“The kitchen can’t be a place where you spend sixteen hours a day without seeing your family: we can’t talk about sustainability if certain things don’t actually exist within our restaurants. Sustainability is no longer an added value—it’s the starting point.” That’s the view of Manu Buffara, who is always committed to promoting reasonable work schedules for her staff.
The chef
A meal at Manu’s in Curitiba often begins in the soft silence of a tiny dining room—just five tables, dim lighting, and staff moving with the calm confidence of those who have nothing to prove. Then she arrives, Manoella Buffara—known to everyone simply as Manu—and the impression is of someone who has learned to inhabit two worlds simultaneously: the highly polished world of international haute cuisine and the much more down-to-earth, earthy world of human connections, of the people who experience that cuisine outside of restaurants. In Brazil, her name has carried weight for years in the Latin American gastronomic debate, not only for the dishes at the Manu restaurant, but for the way she has chosen to use the fame she has earned. She restores native bee populations in the Paraná region, creates school gardens, leads the Instituto Manu Buffara, and coordinates social projects centered on food and human dignity. The most important is called Mulheres de Bem: women from various professions come together to cook for those living on the streets. Food, education, food security, but above all, human presence.

“We’re in a position of influence, and we have to use it,” she told 7Canibales recently, without mincing words. “We can talk about our community, the environment, women, our history. Today, I’m in a privileged position because I’ve received significant recognition. At some point, you have to give something back.” There’s never any sense in her remarks that her activism is just for show. On the contrary, what stands out is precisely the opposite: the almost obsessive practicality with which every idea is brought back to the daily reality of work. This is also why Manu Buffara has become one of the most influential voices when it comes to the conditions of the contemporary restaurant industry. While many chefs continue to defend models based on exhausted staff and endless shifts, she tackles the issue head-on.

“The kitchen cannot be a place where you spend sixteen hours a day without seeing your family,” she says. “We cannot talk about sustainability if certain things do not truly exist within our restaurants. Sustainability is no longer an added value; it is the starting point.” The phrase she repeats most often, almost as if it were a political statement, is very simple: “The kitchen must be a happy space.” Coming from a chef who runs one of the most celebrated restaurants in Brazil, it sounds almost revolutionary.

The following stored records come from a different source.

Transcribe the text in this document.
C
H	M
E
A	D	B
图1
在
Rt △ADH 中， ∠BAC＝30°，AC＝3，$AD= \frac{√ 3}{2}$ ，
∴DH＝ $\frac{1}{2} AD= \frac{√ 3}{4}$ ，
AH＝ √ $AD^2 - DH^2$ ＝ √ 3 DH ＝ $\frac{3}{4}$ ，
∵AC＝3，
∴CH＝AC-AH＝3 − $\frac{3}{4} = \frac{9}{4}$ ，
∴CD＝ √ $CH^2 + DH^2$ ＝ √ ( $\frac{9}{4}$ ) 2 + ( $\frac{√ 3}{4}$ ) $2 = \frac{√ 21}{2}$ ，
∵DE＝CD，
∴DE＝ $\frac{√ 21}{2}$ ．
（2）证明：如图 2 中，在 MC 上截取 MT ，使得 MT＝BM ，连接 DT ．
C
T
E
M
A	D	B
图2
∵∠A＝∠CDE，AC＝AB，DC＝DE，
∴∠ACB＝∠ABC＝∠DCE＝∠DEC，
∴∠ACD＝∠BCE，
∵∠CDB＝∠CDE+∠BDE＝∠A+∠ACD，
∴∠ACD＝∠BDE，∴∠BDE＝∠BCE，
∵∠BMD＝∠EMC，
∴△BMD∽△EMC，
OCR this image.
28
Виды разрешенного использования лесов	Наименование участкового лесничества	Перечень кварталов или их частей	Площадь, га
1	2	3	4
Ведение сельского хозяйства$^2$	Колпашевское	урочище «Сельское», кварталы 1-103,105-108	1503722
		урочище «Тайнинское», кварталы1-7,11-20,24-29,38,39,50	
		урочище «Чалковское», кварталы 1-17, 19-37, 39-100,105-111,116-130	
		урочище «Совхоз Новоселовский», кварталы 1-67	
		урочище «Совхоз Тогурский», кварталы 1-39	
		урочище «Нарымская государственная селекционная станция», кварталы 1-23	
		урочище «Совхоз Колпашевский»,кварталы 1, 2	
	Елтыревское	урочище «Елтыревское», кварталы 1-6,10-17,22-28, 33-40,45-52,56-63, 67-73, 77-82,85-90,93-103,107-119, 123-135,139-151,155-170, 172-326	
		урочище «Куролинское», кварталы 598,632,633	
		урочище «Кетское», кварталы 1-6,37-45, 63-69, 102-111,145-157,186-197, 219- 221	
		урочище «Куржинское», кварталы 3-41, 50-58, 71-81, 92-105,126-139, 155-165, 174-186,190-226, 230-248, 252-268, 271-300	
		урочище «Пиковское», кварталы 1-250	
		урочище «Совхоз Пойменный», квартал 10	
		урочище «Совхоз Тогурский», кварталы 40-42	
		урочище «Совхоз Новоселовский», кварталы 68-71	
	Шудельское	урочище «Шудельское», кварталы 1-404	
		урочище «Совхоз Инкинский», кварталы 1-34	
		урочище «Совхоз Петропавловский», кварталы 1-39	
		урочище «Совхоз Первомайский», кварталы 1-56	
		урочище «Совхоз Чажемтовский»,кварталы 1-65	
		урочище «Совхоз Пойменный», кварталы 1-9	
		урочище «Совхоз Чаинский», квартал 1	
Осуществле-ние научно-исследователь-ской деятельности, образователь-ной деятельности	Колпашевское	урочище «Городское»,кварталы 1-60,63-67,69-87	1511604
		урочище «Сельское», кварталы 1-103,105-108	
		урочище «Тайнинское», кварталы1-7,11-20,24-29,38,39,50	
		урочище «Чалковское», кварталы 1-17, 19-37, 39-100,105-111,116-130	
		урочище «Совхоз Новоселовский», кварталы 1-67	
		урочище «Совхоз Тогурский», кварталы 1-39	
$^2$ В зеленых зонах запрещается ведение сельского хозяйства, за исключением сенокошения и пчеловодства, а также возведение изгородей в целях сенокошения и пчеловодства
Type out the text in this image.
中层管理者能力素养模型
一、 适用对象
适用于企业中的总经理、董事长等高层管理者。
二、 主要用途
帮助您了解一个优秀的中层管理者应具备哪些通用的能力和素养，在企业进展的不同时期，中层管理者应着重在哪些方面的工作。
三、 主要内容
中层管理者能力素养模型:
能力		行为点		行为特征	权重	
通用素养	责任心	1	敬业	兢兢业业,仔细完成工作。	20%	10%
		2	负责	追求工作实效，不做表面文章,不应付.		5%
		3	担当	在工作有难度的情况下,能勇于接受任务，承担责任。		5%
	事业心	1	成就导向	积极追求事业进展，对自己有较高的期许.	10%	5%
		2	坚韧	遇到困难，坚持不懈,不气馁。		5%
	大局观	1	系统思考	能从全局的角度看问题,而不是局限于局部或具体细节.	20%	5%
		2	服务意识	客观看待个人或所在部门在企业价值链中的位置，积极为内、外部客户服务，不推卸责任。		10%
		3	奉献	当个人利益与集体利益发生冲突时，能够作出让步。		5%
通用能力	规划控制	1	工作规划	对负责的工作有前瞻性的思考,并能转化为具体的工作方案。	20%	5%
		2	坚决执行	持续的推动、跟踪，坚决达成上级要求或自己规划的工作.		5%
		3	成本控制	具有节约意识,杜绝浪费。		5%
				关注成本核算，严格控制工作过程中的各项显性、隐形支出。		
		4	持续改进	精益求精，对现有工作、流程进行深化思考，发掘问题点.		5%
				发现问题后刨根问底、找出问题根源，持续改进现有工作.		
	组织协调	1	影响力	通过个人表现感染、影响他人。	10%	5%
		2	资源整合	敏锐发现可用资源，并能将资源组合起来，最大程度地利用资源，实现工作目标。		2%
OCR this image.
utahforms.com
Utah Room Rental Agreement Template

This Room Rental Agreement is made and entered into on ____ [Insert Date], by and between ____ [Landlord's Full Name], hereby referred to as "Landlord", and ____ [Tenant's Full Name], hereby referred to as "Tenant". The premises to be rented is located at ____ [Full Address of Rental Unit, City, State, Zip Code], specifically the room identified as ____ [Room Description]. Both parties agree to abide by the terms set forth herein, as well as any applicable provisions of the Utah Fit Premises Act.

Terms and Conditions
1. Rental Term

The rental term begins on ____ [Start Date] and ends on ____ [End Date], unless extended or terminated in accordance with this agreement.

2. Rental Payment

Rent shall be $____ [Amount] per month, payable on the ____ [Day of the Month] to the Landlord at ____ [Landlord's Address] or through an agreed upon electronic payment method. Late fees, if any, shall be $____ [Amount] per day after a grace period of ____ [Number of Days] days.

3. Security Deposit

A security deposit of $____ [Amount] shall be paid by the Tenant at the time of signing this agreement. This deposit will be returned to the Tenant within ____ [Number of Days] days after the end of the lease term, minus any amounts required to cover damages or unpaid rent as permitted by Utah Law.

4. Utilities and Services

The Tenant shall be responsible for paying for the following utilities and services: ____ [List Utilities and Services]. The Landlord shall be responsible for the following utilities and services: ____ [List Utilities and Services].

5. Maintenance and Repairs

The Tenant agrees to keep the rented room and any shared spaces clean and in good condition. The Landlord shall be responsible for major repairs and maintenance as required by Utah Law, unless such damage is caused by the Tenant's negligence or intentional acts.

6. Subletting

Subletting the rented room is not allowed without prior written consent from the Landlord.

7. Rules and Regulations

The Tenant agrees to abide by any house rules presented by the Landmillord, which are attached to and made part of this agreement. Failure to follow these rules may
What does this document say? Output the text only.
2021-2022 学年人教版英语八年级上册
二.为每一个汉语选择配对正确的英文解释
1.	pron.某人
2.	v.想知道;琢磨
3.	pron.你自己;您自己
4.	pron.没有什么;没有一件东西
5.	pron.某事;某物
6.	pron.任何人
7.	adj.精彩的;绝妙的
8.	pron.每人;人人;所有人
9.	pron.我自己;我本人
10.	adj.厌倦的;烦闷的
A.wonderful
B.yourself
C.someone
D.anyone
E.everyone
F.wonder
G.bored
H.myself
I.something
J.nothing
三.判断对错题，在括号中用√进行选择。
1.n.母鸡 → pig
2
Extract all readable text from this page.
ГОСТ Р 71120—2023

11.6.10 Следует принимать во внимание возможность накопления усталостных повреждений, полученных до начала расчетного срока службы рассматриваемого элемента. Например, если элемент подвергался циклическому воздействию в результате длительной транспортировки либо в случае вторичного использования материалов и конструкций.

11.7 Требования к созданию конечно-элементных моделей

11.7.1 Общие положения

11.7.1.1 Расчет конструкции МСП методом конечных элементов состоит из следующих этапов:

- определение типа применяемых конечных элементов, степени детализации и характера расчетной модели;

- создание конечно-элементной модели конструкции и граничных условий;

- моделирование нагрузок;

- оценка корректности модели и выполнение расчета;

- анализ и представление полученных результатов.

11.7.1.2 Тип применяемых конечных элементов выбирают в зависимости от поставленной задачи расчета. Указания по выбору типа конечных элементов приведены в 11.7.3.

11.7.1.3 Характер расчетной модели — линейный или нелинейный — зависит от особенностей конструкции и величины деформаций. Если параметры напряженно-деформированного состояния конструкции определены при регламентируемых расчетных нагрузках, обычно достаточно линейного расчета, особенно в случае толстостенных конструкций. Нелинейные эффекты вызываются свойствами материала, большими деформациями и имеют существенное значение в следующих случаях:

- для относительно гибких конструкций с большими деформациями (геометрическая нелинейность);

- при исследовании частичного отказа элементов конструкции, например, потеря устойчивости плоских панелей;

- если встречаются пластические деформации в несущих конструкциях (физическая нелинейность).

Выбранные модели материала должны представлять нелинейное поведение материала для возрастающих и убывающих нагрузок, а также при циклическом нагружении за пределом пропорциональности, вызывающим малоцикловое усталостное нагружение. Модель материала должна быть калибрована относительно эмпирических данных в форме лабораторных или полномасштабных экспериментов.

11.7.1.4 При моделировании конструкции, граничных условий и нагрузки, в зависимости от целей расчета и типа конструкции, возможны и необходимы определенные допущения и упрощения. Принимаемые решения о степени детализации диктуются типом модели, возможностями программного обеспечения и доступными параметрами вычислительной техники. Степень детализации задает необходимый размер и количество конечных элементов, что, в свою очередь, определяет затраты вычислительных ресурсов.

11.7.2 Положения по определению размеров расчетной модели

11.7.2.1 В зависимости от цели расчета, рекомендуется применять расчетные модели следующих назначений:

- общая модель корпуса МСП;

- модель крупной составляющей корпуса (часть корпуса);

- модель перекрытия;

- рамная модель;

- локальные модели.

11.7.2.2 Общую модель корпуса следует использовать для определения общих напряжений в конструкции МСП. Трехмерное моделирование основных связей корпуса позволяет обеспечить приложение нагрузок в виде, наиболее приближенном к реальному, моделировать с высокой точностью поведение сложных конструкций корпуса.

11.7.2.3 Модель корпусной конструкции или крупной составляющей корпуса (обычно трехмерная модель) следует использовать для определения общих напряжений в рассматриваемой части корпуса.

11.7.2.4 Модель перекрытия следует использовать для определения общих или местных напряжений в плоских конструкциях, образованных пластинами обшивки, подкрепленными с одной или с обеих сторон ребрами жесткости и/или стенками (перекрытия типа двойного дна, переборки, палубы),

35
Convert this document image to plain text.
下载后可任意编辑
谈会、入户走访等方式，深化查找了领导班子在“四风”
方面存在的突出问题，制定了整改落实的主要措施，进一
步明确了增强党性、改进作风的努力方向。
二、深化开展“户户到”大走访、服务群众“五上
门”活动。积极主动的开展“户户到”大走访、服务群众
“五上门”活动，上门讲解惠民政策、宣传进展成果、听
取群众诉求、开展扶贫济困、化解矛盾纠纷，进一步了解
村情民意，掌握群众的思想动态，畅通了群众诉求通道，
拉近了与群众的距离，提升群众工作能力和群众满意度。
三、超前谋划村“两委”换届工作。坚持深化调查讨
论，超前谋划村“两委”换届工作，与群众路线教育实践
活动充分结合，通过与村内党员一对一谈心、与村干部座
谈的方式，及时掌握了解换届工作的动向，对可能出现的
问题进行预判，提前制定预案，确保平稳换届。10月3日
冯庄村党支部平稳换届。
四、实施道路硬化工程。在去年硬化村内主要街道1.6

For years, international fine dining romanticized suffering: toxic kitchens, shouting, ruthless hierarchies, impossible hours. Buffara, instead, decided to dismantle the system piece by piece, starting from her own restaurant. In 2019, she made a decision that many considered economically foolish: closing one extra day, reducing working hours, and removing two tables from the dining room. “To management it seemed crazy,” she says with a smile. At that moment, fourteen people worked in the restaurant to serve only five tables — a structure that appeared hardly profitable. Yet Manu’s reasoning started from a different point: her team had worked with her for more than ten years and deserved a better quality of life. So she began to completely rethink the way the restaurant operated.

The tasting menu increased slightly in price, but the real change came from logistics and organization. Previously, the restaurant personally reached out to producers scattered throughout the region, with enormous costs tied to transportation and fuel. Today, many of those producers also sell to other businesses in Curitiba and deliver directly themselves. A simple change, seemingly invisible to the customer, that greatly reduced expenses. Then came another insight: creating a second project within the restaurant itself. They called it Manuzita. It operates only on Saturdays through a window open to the street. Sandwiches and natural wines, a quicker and more immediate format, almost neighborhood-style. And today that small space covers the rent and a significant portion of the salaries. “Creativity must also enter economic management,” she explains. A sentence that perhaps describes her approach to gastronomy better than any dish. And yet, despite the media attention and international recognition, Buffara continues to speak about cooking as something deeply domestic. This becomes especially clear when the conversation shifts to her daughters.

For many women in fine dining, motherhood still remains an almost taboo subject, something to be dealt with quietly for fear of appearing less focused on work. Manu, on the other hand, speaks about it openly, without turning it into a heroic narrative. She completely reorganized her professional life in order to build a sustainable balance. The restaurant opens from Wednesday to Saturday, dinner service only. She often spends her mornings at home. In the evening, she returns around 9:30 p.m. Together with her husband, who is a lawyer, she shares family responsibilities almost like a well-coordinated brigade: from Sunday to Tuesday she mainly takes care of the children, while on the other days he does. A nanny helps them once a week. But above all, her daughters are truly part of her world. She takes them to the gardens, to the restaurant, and to social events. On Saturdays, they even participate in activities with the dining room staff. And it is striking to observe how one of the most influential chefs in Latin America now seems far less interested in the idea of perfection than in that of balance. In her restaurant, fine dining still exists, of course: technique, research, study of ingredients, depth of flavor. But everything seems softened by a sense of humanity that rarely survives in great gastronomic establishments.